Ну как тут снова не вспомнить Байрона и монолог Мазепы:

Однако и Кочубей не собирался проглотить оскорбление, ему нанесенное. Впрочем, кто его ведает, быть может, он давно искал повода подсидеть Мазепу, но опасался, а тут слишком уж горяча была обида. Легко ли теперь девку с рук сбыть, даже с богатым приданым? Вот радость вышла было: посватался к ней молодой шляхтич Чуйкевич, и Матрена согласна была за него пойти, но, когда прослышал о сговоре Мазепа, посоветовал Кочубею не торопиться: в скором-де времени мы подыщем ей знатного пана, пообещал он. Его слова окончательно убедили Кочубея: Мазепа собрался стакнуться с ляхами ненавистными и изменить России. Так что дальнейшие действия Кочубея были продиктованы и жаждой мести, и желанием предостеречь царя. Как потом показал под пытками один из свидетелей, «Кочубей зело плакал и говорил, что из-за измены гетманской быть Украине под ляхами».

А вот что пишет о замысле оскорбленного отца великий историк Николай Костомаров: «Кочубей искал возможности тем или другим способом сделать гетману зло и пришел к мысли: составить донос и обвинить гетмана в измене. Сначала посредником для представления доноса выбран был какой-то великорусский монах из Севска, шатавшийся за милостыней по Малороссии. Он был принят у Кочубея в Батурине, накормлен, одарен и выслушал от Кочубея и от его жены жалобный рассказ о том, как гетман, зазвавши к себе в гости дочь Кочубея, свою крестницу, изнасиловал ее.

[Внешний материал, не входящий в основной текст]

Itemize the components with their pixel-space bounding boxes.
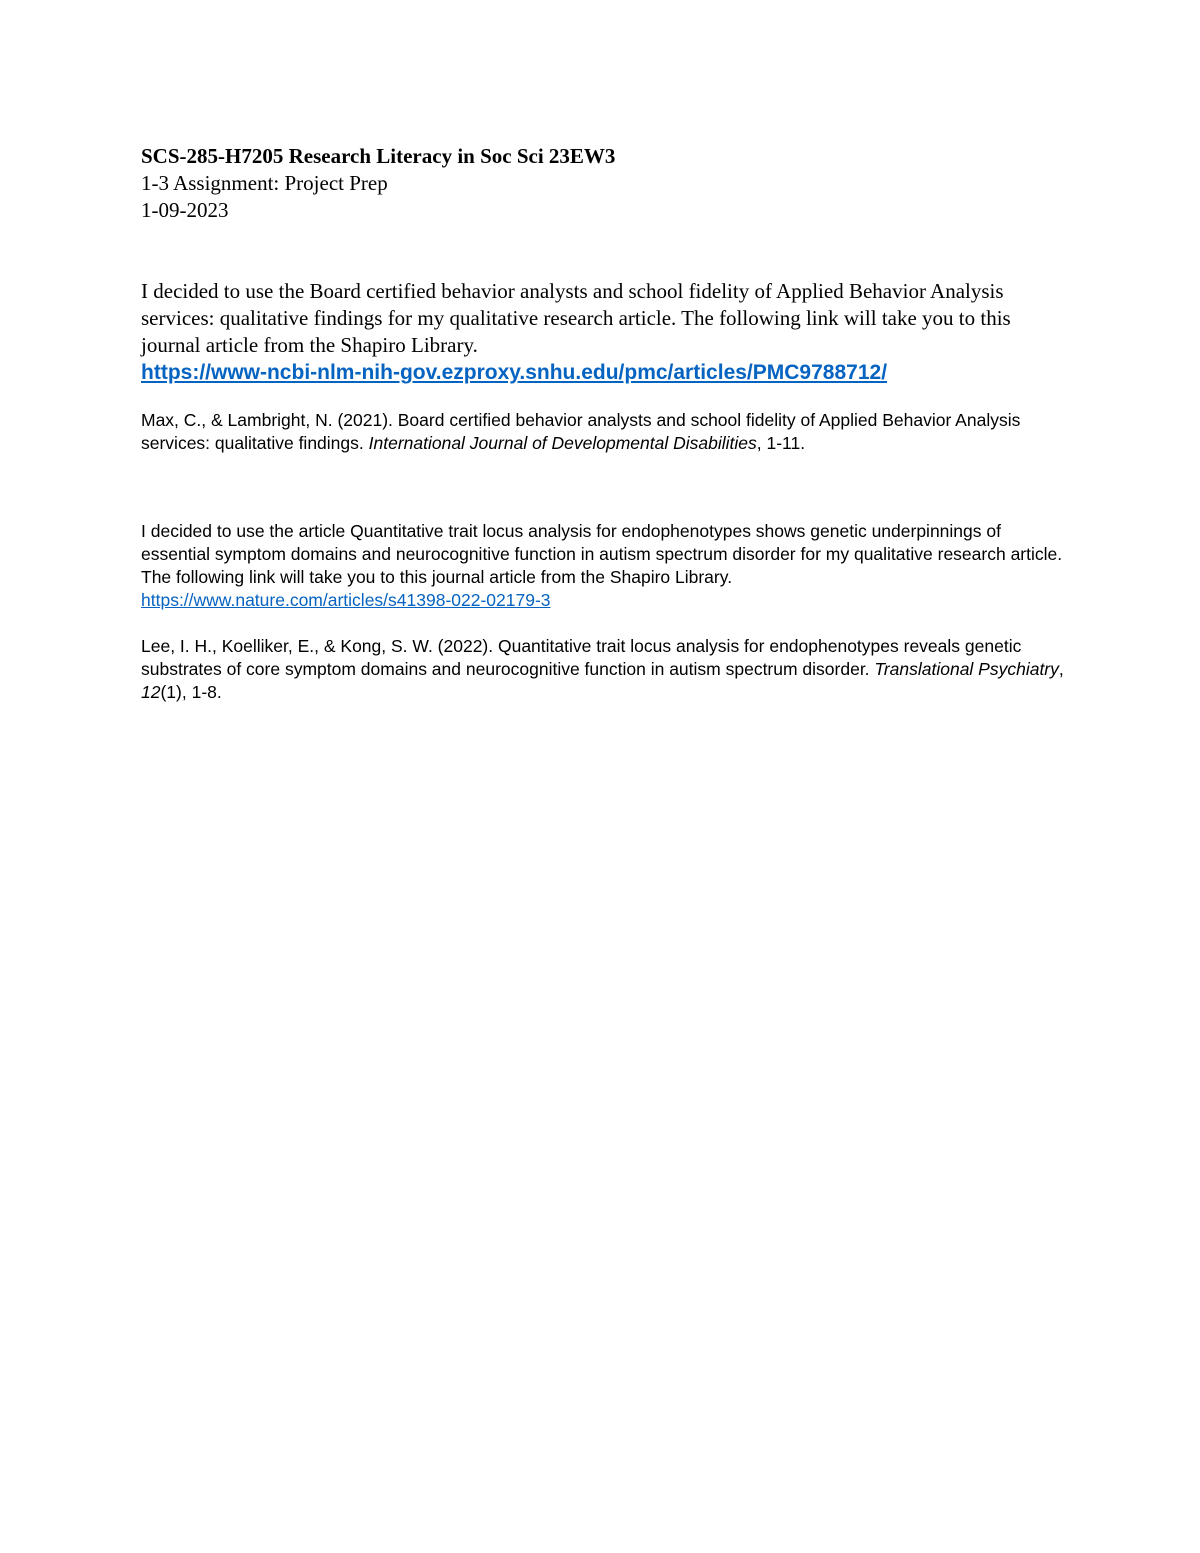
citation-2-pages: (1), 1-8. [160, 682, 222, 702]
spacer [141, 612, 1066, 635]
assignment-date: 1-09-2023 [141, 198, 229, 222]
citation-2-text: Lee, I. H., Koelliker, E., & Kong, S. W. (2022). Quantitative trait locus analysis for endophenotypes reveals genetic substrates of core symptom domains and neurocognitive function in autism spectrum disorder. [141, 636, 1022, 679]
article-1-link[interactable]: https://www-ncbi-nlm-nih-gov.ezproxy.snhu.edu/pmc/articles/PMC9788712/ [141, 361, 888, 384]
article-2-paragraph: I decided to use the article Quantitative trait locus analysis for endophenotypes shows genetic underpinnings of essential symptom domains and neurocognitive function in autism spectrum disorder for my qualitative research article. The following link will take you to this journal article from the Shapiro Library. [141, 521, 1063, 587]
article-2-link-line [141, 589, 1066, 612]
article-1-paragraph: I decided to use the Board certified behavior analysts and school fidelity of Applied Behavior Analysis services: qualitative findings for my qualitative research article. The following link will take you to this journal article from the Shapiro Library. [141, 279, 1011, 357]
citation-2-separator: , [1058, 659, 1064, 679]
spacer [141, 386, 1066, 409]
spacer [141, 224, 1066, 278]
citation-1-text: Max, C., & Lambright, N. (2021). Board certified behavior analysts and school fidelity of Applied Behavior Analysis services: qualitative findings. [141, 410, 1021, 453]
citation-2-journal: Translational Psychiatry [874, 659, 1059, 679]
assignment-name: 1-3 Assignment: Project Prep [141, 171, 388, 195]
citation-1-pages: , 1-11. [756, 433, 806, 453]
document-content [141, 143, 1066, 704]
citation-2-volume: 12 [141, 682, 161, 702]
article-2-link[interactable]: https://www.nature.com/articles/s41398-022-02179-3 [141, 590, 551, 610]
course-title: SCS-285-H7205 Research Literacy in Soc Sci 23EW3 [141, 144, 616, 168]
article-2-citation [141, 635, 1066, 704]
citation-1-journal: International Journal of Developmental Disabilities [368, 433, 757, 453]
spacer [141, 455, 1066, 520]
article-1-citation [141, 409, 1066, 455]
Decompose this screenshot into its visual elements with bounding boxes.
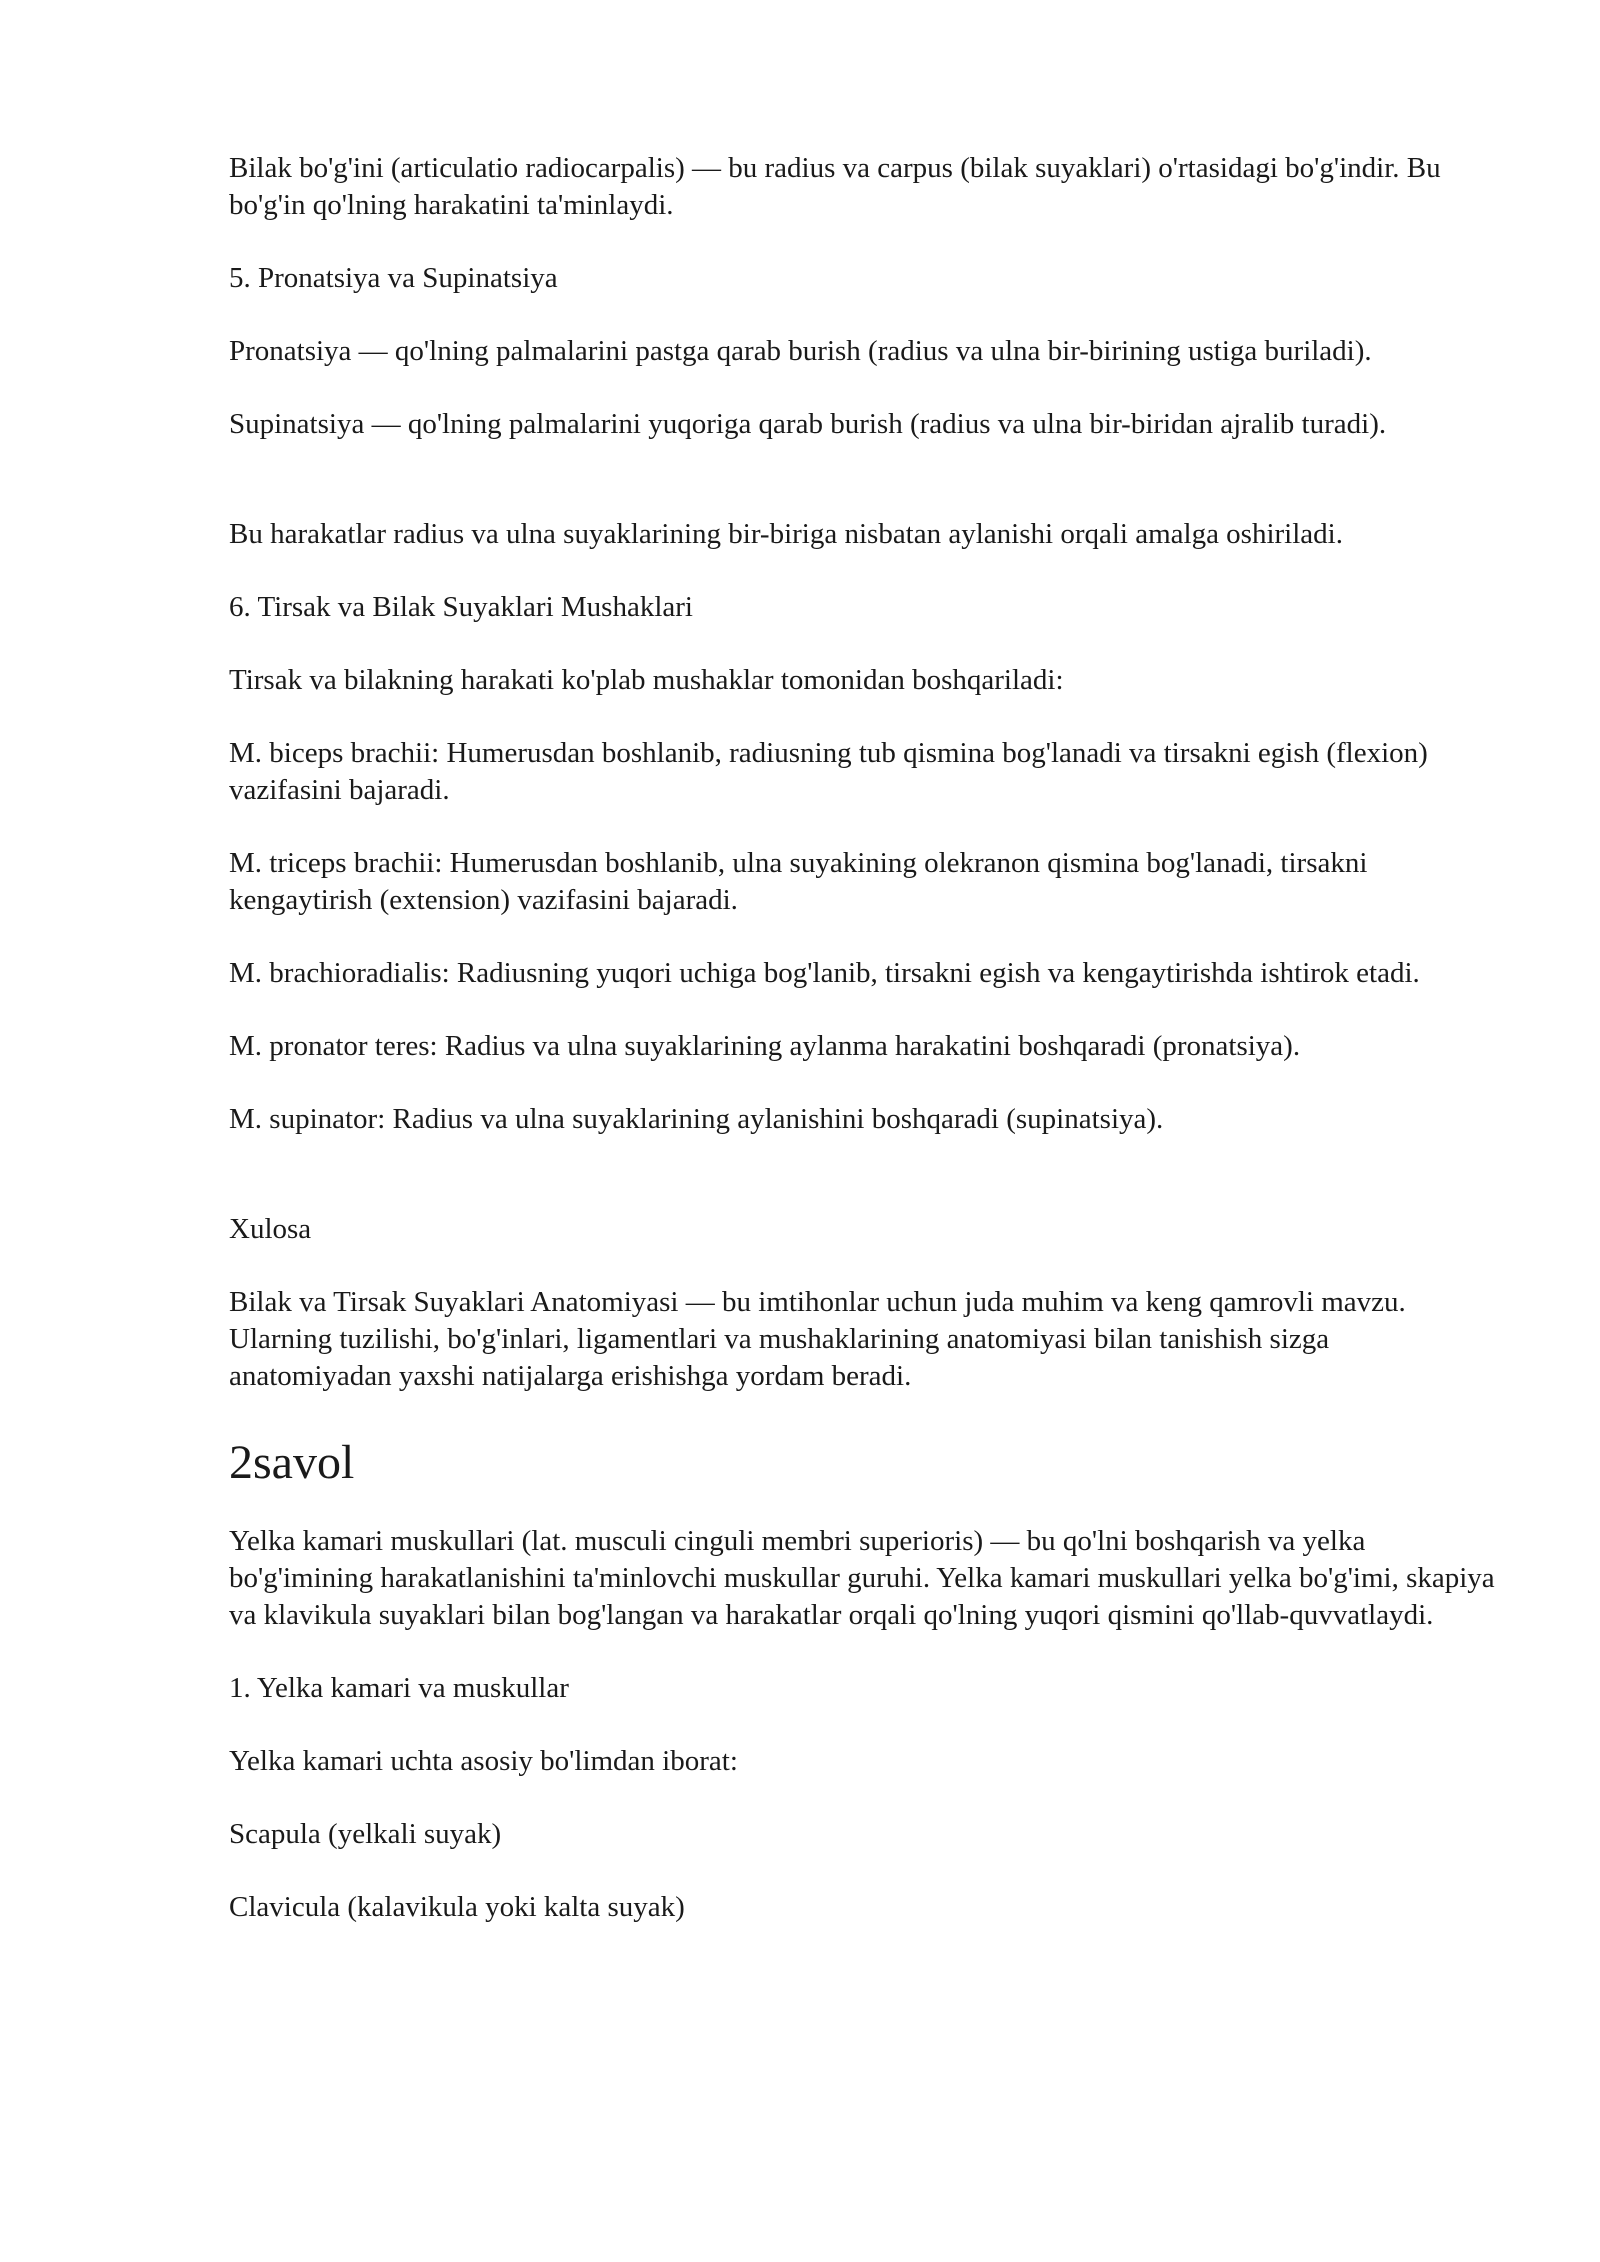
paragraph-wrist-joint: Bilak bo'g'ini (articulatio radiocarpalis) — bu radius va carpus (bilak suyaklari) o'rtasidagi bo'g'indir. Bu bo'g'in qo'lning harakatini ta'minlaydi. — [229, 152, 1441, 221]
list-item-clavicula: Clavicula (kalavikula yoki kalta suyak) — [229, 1891, 685, 1923]
paragraph-parts-intro: Yelka kamari uchta asosiy bo'limdan iborat: — [229, 1745, 738, 1777]
section-heading-pronation-supination: 5. Pronatsiya va Supinatsiya — [229, 262, 558, 294]
document-body — [229, 150, 1499, 1962]
list-item-scapula: Scapula (yelkali suyak) — [229, 1818, 502, 1850]
paragraph-supination: Supinatsiya — qo'lning palmalarini yuqoriga qarab burish (radius va ulna bir-biridan ajralib turadi). — [229, 408, 1387, 440]
page-title-2savol: 2savol — [229, 1436, 355, 1489]
paragraph-triceps: M. triceps brachii: Humerusdan boshlanib, ulna suyakining olekranon qismina bog'lanadi, tirsakni kengaytirish (extension) vazifasini bajaradi. — [229, 847, 1368, 916]
paragraph-supinator: M. supinator: Radius va ulna suyaklarining aylanishini boshqaradi (supinatsiya). — [229, 1103, 1164, 1135]
section-heading-muscles: 6. Tirsak va Bilak Suyaklari Mushaklari — [229, 591, 693, 623]
paragraph-brachioradialis: M. brachioradialis: Radiusning yuqori uchiga bog'lanib, tirsakni egish va kengaytirishda ishtirok etadi. — [229, 957, 1420, 989]
section-heading-conclusion: Xulosa — [229, 1213, 312, 1245]
paragraph-shoulder-muscles-intro: Yelka kamari muskullari (lat. musculi cinguli membri superioris) — bu qo'lni boshqarish va yelka bo'g'imining harakatlanishini ta'minlovchi muskullar guruhi. Yelka kamari muskullari yelka bo'g'imi, skapiya va klavikula suyaklari bilan bog'langan va harakatlar orqali qo'lning yuqori qismini qo'llab-quvvatlaydi. — [229, 1525, 1495, 1631]
paragraph-pronation: Pronatsiya — qo'lning palmalarini pastga qarab burish (radius va ulna bir-birining ustiga buriladi). — [229, 335, 1372, 367]
section-heading-shoulder-girdle: 1. Yelka kamari va muskullar — [229, 1672, 569, 1704]
paragraph-conclusion: Bilak va Tirsak Suyaklari Anatomiyasi — bu imtihonlar uchun juda muhim va keng qamrovli mavzu. Ularning tuzilishi, bo'g'inlari, ligamentlari va mushaklarining anatomiyasi bilan tanishish sizga anatomiyadan yaxshi natijalarga erishishga yordam beradi. — [229, 1286, 1406, 1392]
paragraph-pronator-teres: M. pronator teres: Radius va ulna suyaklarining aylanma harakatini boshqaradi (pronatsiya). — [229, 1030, 1301, 1062]
paragraph-muscles-intro: Tirsak va bilakning harakati ko'plab mushaklar tomonidan boshqariladi: — [229, 664, 1064, 696]
paragraph-rotation: Bu harakatlar radius va ulna suyaklarining bir-biriga nisbatan aylanishi orqali amalga oshiriladi. — [229, 518, 1343, 550]
paragraph-biceps: M. biceps brachii: Humerusdan boshlanib, radiusning tub qismina bog'lanadi va tirsakni egish (flexion) vazifasini bajaradi. — [229, 737, 1428, 806]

Когда этот монах посетил Кочубеев в другой раз, супруги сперва заставили монаха целовать крест в том, что будет хранить в тайне то, что услышит от них, потом Кочубей сказал: «Гетман хочет отложиться от Москвы и пристать к ляхам; ступай в Москву и донеси об этом боярину Мусину-Пушкину».

Монах исполнил поручение. Его допросили в Преображенском приказе, но никакого дела об измене малороссийского гетмана не начинали. Прошло несколько месяцев. Кочубеи, видя, что попытка не удалась, стали искать других путей – объединились с бывшим полтавским полковником Искрой, свояком Кочубея.